“Ahí está el libro de quejas de la Diaco”, dijo y se dio la vuelta en la agencia de Zentral Plaza. Tenía poco sentido discutir con él. Es un empleado de una empresa que obliga a los usuarios a firmar un contrato en el que cedemos nuestra información para fines comerciales, una empresa que tiene la capacidad de que el Congreso les renueve las licencias electrónicas ad eternum sin pagar un centavo (al fisco, claro), una empresa que paga lo que quiere de impuestos, con técnicos que conversan sobre lo irrelevante de instalar o borrar aplicaciones a usuarios “porque no se dan cuenta”, una empresa sobre la que ni el Estado ni los medios ni los ciudadanos tenemos poderes. Pelearse por un centímetro de algo “tan insignificante” como la privacidad es perder el tiempo.

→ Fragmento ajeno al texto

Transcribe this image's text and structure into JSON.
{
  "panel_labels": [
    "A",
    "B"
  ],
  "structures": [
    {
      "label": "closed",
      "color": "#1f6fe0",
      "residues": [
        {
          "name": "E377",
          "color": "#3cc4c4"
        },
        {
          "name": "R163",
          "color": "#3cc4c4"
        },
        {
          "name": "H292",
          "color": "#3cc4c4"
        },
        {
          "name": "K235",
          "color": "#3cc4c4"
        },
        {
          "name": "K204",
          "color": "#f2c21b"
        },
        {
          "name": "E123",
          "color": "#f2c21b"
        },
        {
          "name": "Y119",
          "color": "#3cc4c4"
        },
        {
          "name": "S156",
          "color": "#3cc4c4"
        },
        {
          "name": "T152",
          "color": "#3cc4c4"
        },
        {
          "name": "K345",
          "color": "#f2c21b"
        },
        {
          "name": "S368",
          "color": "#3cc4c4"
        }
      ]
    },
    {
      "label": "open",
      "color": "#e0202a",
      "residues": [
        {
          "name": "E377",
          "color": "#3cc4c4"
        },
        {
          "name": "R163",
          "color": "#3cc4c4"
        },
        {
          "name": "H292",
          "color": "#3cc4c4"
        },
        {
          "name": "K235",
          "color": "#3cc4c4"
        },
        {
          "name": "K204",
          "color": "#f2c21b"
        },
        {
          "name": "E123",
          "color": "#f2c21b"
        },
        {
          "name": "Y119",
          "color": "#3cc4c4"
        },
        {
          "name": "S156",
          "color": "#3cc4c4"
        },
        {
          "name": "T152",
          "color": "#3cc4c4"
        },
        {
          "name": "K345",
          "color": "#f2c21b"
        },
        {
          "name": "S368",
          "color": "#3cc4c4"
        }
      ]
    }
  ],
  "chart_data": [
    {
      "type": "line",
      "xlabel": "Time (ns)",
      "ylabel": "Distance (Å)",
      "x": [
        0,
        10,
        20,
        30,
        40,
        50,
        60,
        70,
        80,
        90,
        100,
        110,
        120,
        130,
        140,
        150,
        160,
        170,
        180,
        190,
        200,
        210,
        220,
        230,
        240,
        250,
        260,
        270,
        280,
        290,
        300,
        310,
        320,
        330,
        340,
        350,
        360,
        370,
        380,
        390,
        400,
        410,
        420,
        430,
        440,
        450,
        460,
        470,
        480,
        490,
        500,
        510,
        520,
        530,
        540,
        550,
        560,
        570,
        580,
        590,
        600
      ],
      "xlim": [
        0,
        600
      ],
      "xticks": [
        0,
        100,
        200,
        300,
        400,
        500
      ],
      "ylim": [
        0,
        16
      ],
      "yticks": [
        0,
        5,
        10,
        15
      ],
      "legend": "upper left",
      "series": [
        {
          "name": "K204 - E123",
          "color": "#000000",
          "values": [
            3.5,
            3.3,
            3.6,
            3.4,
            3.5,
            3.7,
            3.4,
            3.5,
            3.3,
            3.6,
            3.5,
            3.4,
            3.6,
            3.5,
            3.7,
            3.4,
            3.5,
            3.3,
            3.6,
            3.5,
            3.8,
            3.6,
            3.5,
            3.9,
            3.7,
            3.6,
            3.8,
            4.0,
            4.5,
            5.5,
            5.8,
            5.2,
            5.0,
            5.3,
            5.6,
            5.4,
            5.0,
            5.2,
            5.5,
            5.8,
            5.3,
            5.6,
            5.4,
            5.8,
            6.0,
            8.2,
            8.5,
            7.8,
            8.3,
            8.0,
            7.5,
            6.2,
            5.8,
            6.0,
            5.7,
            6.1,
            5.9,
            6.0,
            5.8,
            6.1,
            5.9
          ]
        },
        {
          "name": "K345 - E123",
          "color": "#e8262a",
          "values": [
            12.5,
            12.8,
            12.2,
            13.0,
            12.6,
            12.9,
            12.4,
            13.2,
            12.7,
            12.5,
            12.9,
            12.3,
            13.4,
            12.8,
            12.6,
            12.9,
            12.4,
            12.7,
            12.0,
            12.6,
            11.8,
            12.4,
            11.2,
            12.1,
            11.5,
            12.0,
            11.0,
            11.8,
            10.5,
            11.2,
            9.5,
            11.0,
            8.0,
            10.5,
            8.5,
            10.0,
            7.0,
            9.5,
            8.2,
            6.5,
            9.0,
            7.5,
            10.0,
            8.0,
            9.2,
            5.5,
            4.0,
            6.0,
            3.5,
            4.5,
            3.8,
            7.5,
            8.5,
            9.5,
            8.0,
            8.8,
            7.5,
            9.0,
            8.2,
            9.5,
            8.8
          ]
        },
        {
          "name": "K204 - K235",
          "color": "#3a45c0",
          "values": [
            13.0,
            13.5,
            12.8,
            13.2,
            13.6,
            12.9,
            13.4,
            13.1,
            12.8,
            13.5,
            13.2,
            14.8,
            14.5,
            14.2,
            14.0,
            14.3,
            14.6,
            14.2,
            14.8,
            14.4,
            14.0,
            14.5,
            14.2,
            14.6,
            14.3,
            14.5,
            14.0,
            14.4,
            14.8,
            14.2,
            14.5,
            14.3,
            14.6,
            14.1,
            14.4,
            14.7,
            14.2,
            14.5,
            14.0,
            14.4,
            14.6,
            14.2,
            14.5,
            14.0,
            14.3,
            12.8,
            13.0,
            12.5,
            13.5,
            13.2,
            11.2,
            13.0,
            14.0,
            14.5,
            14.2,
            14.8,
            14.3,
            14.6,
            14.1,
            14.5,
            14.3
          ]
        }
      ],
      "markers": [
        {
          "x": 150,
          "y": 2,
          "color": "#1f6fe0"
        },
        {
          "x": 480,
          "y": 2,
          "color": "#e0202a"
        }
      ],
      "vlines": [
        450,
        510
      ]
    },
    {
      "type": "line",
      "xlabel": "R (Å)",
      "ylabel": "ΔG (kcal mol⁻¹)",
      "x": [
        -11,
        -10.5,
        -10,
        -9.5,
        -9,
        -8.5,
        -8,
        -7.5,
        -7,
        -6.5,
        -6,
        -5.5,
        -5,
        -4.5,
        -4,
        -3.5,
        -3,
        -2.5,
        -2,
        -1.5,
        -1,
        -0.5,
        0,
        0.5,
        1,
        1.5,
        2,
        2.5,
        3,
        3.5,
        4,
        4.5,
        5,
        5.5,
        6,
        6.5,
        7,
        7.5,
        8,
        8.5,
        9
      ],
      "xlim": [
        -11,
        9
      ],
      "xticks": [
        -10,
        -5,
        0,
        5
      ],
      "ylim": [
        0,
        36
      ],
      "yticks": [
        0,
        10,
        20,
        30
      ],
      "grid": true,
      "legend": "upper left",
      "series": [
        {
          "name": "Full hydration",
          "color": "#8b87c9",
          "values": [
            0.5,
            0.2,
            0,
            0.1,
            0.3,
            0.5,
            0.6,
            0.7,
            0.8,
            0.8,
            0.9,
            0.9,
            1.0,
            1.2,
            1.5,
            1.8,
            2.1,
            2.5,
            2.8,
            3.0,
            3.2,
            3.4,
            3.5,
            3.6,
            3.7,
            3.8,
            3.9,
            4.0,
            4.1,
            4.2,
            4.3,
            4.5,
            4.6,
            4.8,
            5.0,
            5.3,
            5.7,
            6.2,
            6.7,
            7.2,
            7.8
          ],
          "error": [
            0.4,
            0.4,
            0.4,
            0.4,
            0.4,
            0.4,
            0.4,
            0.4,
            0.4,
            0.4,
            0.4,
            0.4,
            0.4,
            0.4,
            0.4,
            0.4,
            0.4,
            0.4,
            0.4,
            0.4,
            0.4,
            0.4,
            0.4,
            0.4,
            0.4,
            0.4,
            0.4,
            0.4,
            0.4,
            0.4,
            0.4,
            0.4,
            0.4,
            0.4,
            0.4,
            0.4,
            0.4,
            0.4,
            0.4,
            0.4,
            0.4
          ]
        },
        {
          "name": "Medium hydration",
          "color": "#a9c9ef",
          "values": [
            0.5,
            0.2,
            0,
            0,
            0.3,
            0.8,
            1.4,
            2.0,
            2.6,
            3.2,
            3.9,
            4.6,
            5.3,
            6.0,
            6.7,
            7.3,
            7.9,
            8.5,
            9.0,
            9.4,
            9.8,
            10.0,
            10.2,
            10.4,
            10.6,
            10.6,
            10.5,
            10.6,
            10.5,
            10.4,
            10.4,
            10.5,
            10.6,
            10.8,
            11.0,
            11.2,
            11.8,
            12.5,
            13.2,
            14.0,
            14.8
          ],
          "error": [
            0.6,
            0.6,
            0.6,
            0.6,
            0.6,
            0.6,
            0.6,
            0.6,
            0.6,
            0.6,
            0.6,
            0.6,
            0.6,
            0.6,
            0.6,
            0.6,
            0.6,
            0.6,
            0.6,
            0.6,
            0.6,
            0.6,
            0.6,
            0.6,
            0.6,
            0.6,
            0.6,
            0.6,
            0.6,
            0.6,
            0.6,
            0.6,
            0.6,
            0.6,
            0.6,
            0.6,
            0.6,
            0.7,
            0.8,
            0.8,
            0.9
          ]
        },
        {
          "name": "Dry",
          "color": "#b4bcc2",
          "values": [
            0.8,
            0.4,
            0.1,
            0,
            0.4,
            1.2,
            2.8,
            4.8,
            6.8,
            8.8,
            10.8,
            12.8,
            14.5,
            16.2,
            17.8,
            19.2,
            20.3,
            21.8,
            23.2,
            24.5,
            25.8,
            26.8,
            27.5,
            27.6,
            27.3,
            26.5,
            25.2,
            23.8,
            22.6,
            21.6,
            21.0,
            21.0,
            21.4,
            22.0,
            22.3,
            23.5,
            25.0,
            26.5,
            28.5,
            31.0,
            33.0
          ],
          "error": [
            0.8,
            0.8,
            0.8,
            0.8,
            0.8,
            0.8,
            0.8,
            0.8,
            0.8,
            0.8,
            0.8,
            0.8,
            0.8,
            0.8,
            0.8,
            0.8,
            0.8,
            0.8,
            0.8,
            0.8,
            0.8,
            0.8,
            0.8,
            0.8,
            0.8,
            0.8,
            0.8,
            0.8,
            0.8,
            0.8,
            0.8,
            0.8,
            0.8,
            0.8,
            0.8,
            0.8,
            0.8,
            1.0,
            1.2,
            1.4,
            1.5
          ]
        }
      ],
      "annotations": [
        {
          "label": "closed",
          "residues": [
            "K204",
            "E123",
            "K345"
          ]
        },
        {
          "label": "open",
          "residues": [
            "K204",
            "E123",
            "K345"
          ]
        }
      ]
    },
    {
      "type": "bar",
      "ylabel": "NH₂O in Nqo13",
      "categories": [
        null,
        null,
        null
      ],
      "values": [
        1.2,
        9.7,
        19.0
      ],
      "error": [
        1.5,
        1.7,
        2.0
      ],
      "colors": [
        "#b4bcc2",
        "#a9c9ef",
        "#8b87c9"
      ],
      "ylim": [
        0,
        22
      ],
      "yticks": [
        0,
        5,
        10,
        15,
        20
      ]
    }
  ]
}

Pero es un debate que tenemos que tener como sociedad. “La privacidad es una ilusión”, titulaba uno de sus reportajes la revista Time hace poco, tras el escándalo de vigilancia permanente, perpetua, a la que Estados Unidos somete a sus ciudadanos y –sin derecho de reclamos– al resto de personas del planeta. Escándalo denunciado por Edward Snowden, a quien Rusia salvó de momento de una cadena perpetua en Estados Unidos. Todas las comunicaciones que hacemos podrán ser utilizadas –o ya lo son– por gobiernos y empresas para decidir si somos ciudadanos dignos, dignos de no ser considerados terroristas, o sujetos de aseguradoras de vida, o sujetos de crédito.
Y la batalla es muy desigual entre ciudadanos y Estados o empresas poderosas. ¿Cómo ponemos salvaguardas legales o barricadas técnicas para evitar que atropellen ese derecho tan importante de la privacidad? ¿Cómo evitamos que –como antes lo hacían los gobiernos autoritarios- los gobiernos demócratas y las empresas nos espíen? Los congresos, las fiscalías y los juzgados deberían construir y aplicar estas salvaguardas legales.
Es una de las pocas batallas en las que compartimos “principios y valores” los progresistas y los libertarios. ¿Pero por dónde empezamos? Supongo que el primer paso será crear conciencia. ¿Y cómo creamos conciencia en generaciones que crecen sin ninguna privacidad digital? Es un trabajo largo, que requerirá de mucha creatividad, pues como con la corrupción, los poderosos no nos espían porque necesiten, nos espían porque pueden.
PS. Es tanto el cinismo nuestro que hay ocasiones en las que parecemos el país del rey desnudo. Qué casualidad que ahora el “súper-integro” magistrado Héctor Pérez Aguilera, que es el voto decisivo en la Corte de Constitucionalidad, sale diciendo que la Cicig lo presionó hace dos años. A mí me gustaría preguntarle si de casualidad alguien le habló también para su voto que echó por la borda el juicio a Ríos Montt con una monstruosidad jurídica. O si alguien le habla en algún momento para alguno de los votos decisivos sobre impuestos, sobre casos de la Cicig contra poderosos, o tantos temas que deciden el futuro del país.